It seems strange that the resurgence of grindhouse pictures that has occurred over the last five years would come on the tails of a heavily produced and advertised film that bombed at the box office. I’m talking about the Robert Rodriguez- and Quentin Tarantino-helmed Grindhouse. I’m not sure that I’ve ever seen a picture that was so monetarily unsuccessful be so immediately influential. Whereas the duo’s film as if had been almost directly stripped from the 1970’s (if it weren’t for the contemporary talent in front of the camera, it would really be hard to tell) and put through manhandled hell, many other current pictures are more akin to recorded cassette tapes of Grindhouse.
Bring Me the Head of the Machine Gun Woman utilizes that same visual homage to exploitation pictures and applies them to a Grand Theft Auto-inspired story structure about a young DJ in a Chilean dance club forced to find one of the country’s most notoriously accomplished hit-men[woman/persons]. It’s a mixed tape of low budget ’70s filmmaking with the appeal of modern day video game violence and setup, and it’s about as much of a mixed tape of success.
In director Ernesto Diaz Espinoza‘s fourth feature film (and first one to not star the martial arts talents of Marko Zaror), he takes an interesting approach to have his more able character be the objective of the protagonist instead of the actual protagonist. Santiago is the DJ for a nightclub of one of the city’s most dangerous criminals (named Che Sausage), and he just so happens to end up going into the restroom at the most non-opportunistic moment, as Sausage and two of his other criminal cohorts follow behind to spill the beans (no gross pun intended) to each other about needing to kill Machine Gun Woman. I guess they figured having this conversation in the men’s room would mean she wouldn’t be able to hear them if she was nearby. Or maybe they just don’t give a damn who hears them.
Unfortunately for Santiago, he does hear them talking, and they do find out he hears them, and he isn’t as good at defending himself as someone in his predicament should be. He is a convincing enough liar though (or a pathetically timid enough individual), that the kingpin gives him the opportunity to find Machine Gun Woman instead of shooting him on the spot. Good thing for Santiago he plays a lot of video games, so he knows precisely what to do.
The film is almost exactly like watching someone else play GTA, and is probably about as fun as that turns out to be. Everything from the character introduction fonts (and bounty value of each person accompanying their name) to the third person view of the vehicles as they drive is an obvious, and deliberate, attempt to make you feel like you’re watching Grand Theft Auto on the big screen. In that sense, the film succeeds, and I can imagine it would play phenomenally well for a hyper-violent video game audience. It’s direct, it doesn’t hold back, and it has only about a seventy-minute running time.
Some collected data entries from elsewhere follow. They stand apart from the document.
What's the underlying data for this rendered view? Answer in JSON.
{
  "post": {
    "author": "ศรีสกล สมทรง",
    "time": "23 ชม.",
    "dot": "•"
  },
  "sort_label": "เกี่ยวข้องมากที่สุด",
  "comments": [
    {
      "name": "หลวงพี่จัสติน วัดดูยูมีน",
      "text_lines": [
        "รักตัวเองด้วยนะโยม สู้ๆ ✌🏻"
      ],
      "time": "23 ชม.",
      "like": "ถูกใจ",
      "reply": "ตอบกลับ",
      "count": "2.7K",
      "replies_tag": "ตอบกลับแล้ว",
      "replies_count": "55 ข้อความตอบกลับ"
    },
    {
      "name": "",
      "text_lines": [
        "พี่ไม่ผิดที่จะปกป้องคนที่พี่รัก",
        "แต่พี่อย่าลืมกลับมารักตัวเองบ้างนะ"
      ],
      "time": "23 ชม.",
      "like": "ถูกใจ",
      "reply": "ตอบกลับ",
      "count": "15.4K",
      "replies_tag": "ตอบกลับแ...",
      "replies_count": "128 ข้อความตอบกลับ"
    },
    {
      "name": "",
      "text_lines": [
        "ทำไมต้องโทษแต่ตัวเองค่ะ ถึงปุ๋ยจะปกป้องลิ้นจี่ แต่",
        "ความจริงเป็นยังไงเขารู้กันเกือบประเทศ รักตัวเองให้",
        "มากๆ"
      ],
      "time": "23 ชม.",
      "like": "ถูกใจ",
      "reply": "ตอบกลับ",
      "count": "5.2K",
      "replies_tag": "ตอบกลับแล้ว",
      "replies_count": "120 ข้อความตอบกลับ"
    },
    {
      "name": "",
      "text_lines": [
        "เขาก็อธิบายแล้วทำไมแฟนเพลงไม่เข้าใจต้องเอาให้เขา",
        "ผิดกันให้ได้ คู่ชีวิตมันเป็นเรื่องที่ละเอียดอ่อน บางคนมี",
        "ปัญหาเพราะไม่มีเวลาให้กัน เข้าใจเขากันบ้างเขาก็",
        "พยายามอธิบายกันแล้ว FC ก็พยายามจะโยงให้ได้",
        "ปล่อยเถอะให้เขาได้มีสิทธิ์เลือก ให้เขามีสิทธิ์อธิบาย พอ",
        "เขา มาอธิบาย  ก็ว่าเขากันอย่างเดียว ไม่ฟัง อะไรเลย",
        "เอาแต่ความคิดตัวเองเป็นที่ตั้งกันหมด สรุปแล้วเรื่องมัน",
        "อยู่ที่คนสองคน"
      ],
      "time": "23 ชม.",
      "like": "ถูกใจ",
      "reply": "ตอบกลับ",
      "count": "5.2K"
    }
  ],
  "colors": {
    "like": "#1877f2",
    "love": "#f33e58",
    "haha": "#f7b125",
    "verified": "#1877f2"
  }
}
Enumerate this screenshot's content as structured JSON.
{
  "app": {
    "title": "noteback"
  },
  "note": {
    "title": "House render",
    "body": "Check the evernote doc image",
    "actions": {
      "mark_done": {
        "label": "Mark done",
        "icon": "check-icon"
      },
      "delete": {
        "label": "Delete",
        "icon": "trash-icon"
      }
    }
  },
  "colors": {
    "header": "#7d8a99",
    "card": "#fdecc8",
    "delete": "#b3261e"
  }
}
It’s too short to be complacent about it being not very exciting, but it’s also too derivative of too many other movies that have come before it since Rodriguez’s El Mariachi and adding only the Grand Theft Auto aspect to the mix; and that aspect loses its appeal after the third proposed “mission” for Santiago.
Bring Me the Head of the Machine Gun Woman is better as a concept than a finished product. There are some really fun elements to it, and the fact that it exists in the same universe as one of Espinoza’s other pictures lends itself to the promise of it playing into something much bigger, and potentially more entertaining. Its title character is someone I would enjoy seeing in another film that gives her more room to do what she does; however, this film feels too much like a serviceable distraction of something to watch if your fingers hurt from stealing too many virtual vehicles for too long. It’s definitely better than stealing actual vehicles, though.
The Upside: Super fast runtime, good title character to work with for future projects, and the fact that it doesn’t ever abandon its visual themes will work well with the right niche audience.
The Downside: Too slight of a movie to feel the need to revisit and, if you are not on board with the Grand Theft Auto element ,it will start to feel tiresome.
On the Side: There is a referential cameo by one of Marko Zaror’s prior heroes that director Diaz Espinoza plan to play with in another project with Machine Gun Woman. The promise of that is worth this less than desirable introductory picture.